Gli elementi che uniscono le quattro autocrazie ci sono: scambi record tra Cina e Russia (oltre 240 miliardi di dollari nel 2023), forti legami nella difesa e l’amicizia “senza limiti” siglata dai leader Xi Jinping e Vladimir Putin tre anni fa, pochi giorni prima dell’inizio dell’invasione russa dell’Ucraina; collaborazione Iran-Russia sui droni; quella cinese con Iran e Corea del Nord su commercio e armi; forniture militare dalla Corea del Nord alla Russia; esercitazioni militari congiunte di Cina, Russia e Iran a cui si aggiunge il dispiegamento di truppe nordcoreane al fianco di quelle russe impegnate in Ucraina; cyber warfare e campagne di disinformazione che possono sovrapporsi, se non addirittura essere coordinate in certi casi.
“Le mutevoli dinamiche geopolitiche potrebbero spingere questi Stati verso una partnership più formalizzata per la condivisione dell’intelligence”, scrive Easterly. Alla base di questa alleanza “a quattro occhi” ci sarebbero “avversari e interessi strategici comuni, tra cui una maggiore capacità di resistere alle sanzioni economiche e di sostenere le guerre per procura”, prosegue. A fare da collante ci sarebbe l’intelligenza artificiale, capace di assicurare cinque vantaggi secondo l’ex funzionaria: sistemi avanzati di traduzione neurale automatica potrebbero permettere una comunicazione fluida tra le agenzie di intelligence, riducendo gli attriti nella condivisione delle informazioni; strumenti basati su intelligenza artificiale per il riconoscimento vocale e la sintesi vocale potrebbero abilitare una comunicazione diretta e sicura in quasi tempo reale; sistemi di fusione dati guidati dall’intelligenza artificiale potrebbero integrare informazioni provenienti dai database di intelligence di Cina, Russia, Iran e Corea del Nord, analizzando e segnalando le minacce in modo più efficiente; tecniche di riconoscimento dei pattern basate sul deep learning potrebbero contribuire a rilevare movimenti militari degli Stati Uniti e dei loro alleati, vulnerabilità informatiche e punti di pressione economici nelle regioni di interesse; le operazioni di guerra cibernetica potrebbero diventare più precise, sfruttando l’intelligenza artificiale per automatizzare la generazione di malware (come già emerso da un recente rapporto di Google sull’uso della sua intelligenza artificiale, Gemini) e l’infiltrazione nelle reti.
L’ipotesi di un’alleanza d’intelligence, alimentata dall’intelligenza artificiale, tra Cina, Russia, Iran e Corea del Nord potrebbe avere “implicazioni di vasta portata per la sicurezza globale”, scrive ancora Easterly. “L’America deve anticipare questo cambiamento, potenziando le nostre capacità di intelligenza artificiale nell’intelligence e nel controspionaggio per mantenere il nostro vantaggio strategico.

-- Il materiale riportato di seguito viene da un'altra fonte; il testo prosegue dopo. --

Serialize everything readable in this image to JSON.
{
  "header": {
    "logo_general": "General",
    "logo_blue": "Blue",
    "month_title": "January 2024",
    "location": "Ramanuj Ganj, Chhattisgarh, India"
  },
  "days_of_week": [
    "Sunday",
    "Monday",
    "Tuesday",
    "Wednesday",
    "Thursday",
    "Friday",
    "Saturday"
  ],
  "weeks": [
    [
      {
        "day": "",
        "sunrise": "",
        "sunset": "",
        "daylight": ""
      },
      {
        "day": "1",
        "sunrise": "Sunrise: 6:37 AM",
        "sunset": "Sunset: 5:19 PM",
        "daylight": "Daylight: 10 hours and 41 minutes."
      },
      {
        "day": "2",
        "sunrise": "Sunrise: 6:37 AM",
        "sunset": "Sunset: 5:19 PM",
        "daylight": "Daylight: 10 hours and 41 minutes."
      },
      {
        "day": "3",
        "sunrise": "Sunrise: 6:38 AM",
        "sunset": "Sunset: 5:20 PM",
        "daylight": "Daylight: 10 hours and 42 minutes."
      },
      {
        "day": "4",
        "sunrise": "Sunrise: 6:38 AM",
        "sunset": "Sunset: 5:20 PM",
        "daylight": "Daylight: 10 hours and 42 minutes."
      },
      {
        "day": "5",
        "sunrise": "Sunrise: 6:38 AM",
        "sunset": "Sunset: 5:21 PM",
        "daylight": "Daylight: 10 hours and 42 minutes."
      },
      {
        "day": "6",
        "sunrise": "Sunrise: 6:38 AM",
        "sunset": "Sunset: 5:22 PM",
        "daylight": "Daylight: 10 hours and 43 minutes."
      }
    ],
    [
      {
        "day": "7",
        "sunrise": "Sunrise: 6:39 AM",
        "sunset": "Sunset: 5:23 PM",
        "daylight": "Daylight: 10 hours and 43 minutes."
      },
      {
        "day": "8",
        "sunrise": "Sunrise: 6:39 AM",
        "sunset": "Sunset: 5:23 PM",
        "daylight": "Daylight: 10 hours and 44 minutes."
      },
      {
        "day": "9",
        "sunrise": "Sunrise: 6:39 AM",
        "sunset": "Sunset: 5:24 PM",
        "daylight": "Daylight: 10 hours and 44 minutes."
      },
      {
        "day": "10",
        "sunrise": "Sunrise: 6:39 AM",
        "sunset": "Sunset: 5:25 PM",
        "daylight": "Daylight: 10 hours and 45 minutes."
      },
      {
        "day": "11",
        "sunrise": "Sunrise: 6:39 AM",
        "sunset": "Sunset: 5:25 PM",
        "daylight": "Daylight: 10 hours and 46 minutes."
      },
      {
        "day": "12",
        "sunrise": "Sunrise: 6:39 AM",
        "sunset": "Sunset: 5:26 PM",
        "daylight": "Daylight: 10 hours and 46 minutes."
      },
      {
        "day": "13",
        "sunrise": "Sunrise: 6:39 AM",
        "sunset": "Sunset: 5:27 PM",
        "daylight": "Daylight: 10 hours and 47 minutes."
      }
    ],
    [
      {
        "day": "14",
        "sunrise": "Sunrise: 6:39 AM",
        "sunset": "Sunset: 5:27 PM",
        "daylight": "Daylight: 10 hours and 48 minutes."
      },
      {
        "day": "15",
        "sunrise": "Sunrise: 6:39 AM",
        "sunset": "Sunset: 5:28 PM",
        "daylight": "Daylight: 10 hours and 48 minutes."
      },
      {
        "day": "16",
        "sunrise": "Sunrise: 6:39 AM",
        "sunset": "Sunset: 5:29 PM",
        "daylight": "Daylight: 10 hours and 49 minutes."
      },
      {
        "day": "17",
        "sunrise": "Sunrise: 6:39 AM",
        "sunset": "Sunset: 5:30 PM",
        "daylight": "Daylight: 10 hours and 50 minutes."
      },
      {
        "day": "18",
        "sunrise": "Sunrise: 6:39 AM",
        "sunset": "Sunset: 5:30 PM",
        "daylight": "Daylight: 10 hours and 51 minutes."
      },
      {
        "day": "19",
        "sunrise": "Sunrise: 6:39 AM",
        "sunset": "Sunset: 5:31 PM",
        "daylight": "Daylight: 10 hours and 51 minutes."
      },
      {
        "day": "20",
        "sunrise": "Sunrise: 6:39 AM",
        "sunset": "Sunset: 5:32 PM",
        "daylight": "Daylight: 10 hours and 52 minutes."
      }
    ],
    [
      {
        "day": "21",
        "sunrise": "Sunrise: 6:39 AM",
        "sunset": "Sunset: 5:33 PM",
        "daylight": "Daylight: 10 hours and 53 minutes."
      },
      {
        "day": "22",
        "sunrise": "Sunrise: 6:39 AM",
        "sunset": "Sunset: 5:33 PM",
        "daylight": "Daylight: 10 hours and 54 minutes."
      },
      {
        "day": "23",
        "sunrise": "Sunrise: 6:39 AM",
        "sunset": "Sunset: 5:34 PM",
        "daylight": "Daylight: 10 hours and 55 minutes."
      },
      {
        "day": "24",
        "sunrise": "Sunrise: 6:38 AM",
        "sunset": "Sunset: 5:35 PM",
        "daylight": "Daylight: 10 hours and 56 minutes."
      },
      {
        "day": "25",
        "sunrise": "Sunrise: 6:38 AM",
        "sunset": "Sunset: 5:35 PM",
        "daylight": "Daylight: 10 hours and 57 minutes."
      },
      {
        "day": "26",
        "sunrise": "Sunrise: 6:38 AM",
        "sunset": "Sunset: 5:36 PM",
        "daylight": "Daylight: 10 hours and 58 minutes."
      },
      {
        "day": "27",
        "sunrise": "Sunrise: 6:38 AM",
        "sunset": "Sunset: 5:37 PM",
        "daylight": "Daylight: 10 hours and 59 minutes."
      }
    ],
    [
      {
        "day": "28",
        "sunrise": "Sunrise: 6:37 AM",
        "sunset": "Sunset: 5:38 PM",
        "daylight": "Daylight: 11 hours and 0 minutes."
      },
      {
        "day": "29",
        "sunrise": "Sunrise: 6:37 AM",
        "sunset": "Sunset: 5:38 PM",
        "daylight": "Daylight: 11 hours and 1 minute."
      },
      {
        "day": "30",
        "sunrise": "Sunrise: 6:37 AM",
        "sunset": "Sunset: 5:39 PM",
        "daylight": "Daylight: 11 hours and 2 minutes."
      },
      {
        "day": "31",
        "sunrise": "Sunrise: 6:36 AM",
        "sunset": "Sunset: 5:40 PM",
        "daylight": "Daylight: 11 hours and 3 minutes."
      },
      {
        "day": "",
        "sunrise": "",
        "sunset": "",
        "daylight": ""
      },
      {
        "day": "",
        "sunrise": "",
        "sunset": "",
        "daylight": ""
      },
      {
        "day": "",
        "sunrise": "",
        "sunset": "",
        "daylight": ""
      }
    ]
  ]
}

Inoltre, dobbiamo garantire la continua vitalità ed efficacia dell’alleanza Five Eyes”, conclude con quello che sembra un monito all’amministrazione Trump che sembra privilegiare l’unilateralismo in nome dell’America First.
Un tema che si intreccia a quello messo in luce da David V. Gioe, ex analista della Cia e oggi professore al King’s College London: l’importanza per gli Stati Uniti della cooperazione con gli alleati anche in ambito intelligence. Il lavoro di collegamento rende “gli Stati Uniti più forti e i loro alleati più capaci e allineati. Una prospettiva transazionale e la ricerca di ‘buoni affari’ non si traducono facilmente nel campo dell’intelligence, dove la fiducia si costruisce a lungo termine e i partner raggiungono il successo attraverso una cooperazione reciprocamente vantaggiosa”, osserva su Foreign Affairs.